The AIs are often bad at reasoning about AI. Indeed, I’d go so far as saying that they’re disproportionately bad at this compared to other conceptually similar activities (think of them reasoning about AI psychology vs human psychology, or forecasting about the world with AI vs without AI), and humans to date have a clear comparative advantage in thinking about AI.
I believe this dynamic is very under-discussed and underrated in thinking about AI.
One non-trivial implication is that it makes people underestimate progress in AI (more than they already do). AI skeptics can point to lack of self-knowledge or other AI-related questions posed to AIs and assume this lack of ability is true across the board, and people who use AI (but don’t think about macro-picture AI questions) can pose forecasting questions to Claude, ChatGPT, Gemini, etc, about AI progress and reliably get an answer that’s more “sane-sounding” and boring than is likely correct.
One question I have is whether we expect this relative deficiency [1] to continue. I think it’s very non-obvious. On the one hand, the AI’s deficiencies in reasoning about themselves are in some sense structural rather than contingent (sparsity in training data, frozen weights, off-target effects due to alignment/control interventions, potentially trained-in skepticism to be less scary, lack of introspective access, etc).

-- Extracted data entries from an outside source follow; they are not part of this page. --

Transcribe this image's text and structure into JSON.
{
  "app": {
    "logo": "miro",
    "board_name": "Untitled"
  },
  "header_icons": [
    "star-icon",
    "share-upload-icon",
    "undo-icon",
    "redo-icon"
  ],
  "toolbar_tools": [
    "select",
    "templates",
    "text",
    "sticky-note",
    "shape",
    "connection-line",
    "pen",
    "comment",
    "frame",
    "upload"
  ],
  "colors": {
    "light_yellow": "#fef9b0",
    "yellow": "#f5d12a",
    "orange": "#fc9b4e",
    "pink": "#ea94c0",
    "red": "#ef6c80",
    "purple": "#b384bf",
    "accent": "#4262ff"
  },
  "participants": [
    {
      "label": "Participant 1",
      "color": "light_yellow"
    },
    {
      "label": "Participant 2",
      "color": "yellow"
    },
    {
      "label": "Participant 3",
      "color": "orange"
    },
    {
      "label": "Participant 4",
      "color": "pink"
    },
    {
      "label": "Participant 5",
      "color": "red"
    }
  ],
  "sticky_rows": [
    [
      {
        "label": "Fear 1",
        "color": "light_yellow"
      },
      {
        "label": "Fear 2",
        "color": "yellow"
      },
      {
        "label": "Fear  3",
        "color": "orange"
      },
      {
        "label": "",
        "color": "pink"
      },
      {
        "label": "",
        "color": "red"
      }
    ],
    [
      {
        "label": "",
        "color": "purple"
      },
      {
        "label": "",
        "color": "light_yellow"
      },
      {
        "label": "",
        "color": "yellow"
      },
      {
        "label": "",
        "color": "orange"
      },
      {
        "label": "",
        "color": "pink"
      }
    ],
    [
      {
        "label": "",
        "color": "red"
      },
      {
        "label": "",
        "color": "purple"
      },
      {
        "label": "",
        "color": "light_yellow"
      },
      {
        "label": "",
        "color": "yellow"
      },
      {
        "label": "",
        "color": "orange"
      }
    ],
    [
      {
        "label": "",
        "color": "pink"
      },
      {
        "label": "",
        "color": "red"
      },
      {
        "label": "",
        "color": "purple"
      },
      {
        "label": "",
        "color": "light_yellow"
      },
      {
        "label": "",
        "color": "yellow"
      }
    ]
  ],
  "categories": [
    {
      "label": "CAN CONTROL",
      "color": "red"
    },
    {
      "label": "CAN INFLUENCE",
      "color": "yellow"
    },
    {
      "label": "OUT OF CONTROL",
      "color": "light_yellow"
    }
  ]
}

On the other hand, the AI companies are strongly incentivized to create AIs that are good at reasoning about AI (for RSI/AI research reasons, but also more mundane practical applications like having AI managers be more productive at managing AI sub-agents). It’s not clear which effect dominates in the short-medium term [2].
[1] Or framed another way, the relatively strong ability of humans to reason about AI, compared to other things in the human:AI skill profiles.
[2] In the long run this is of course irrelevant.
Next time an AI agent fucks up a task for you, if you ask it (or a different AI) to identify why and suggest ways you can prevent this in the future, I expect the response to be very under-informative, much worse than their ability to help you diagnose communication errors between people.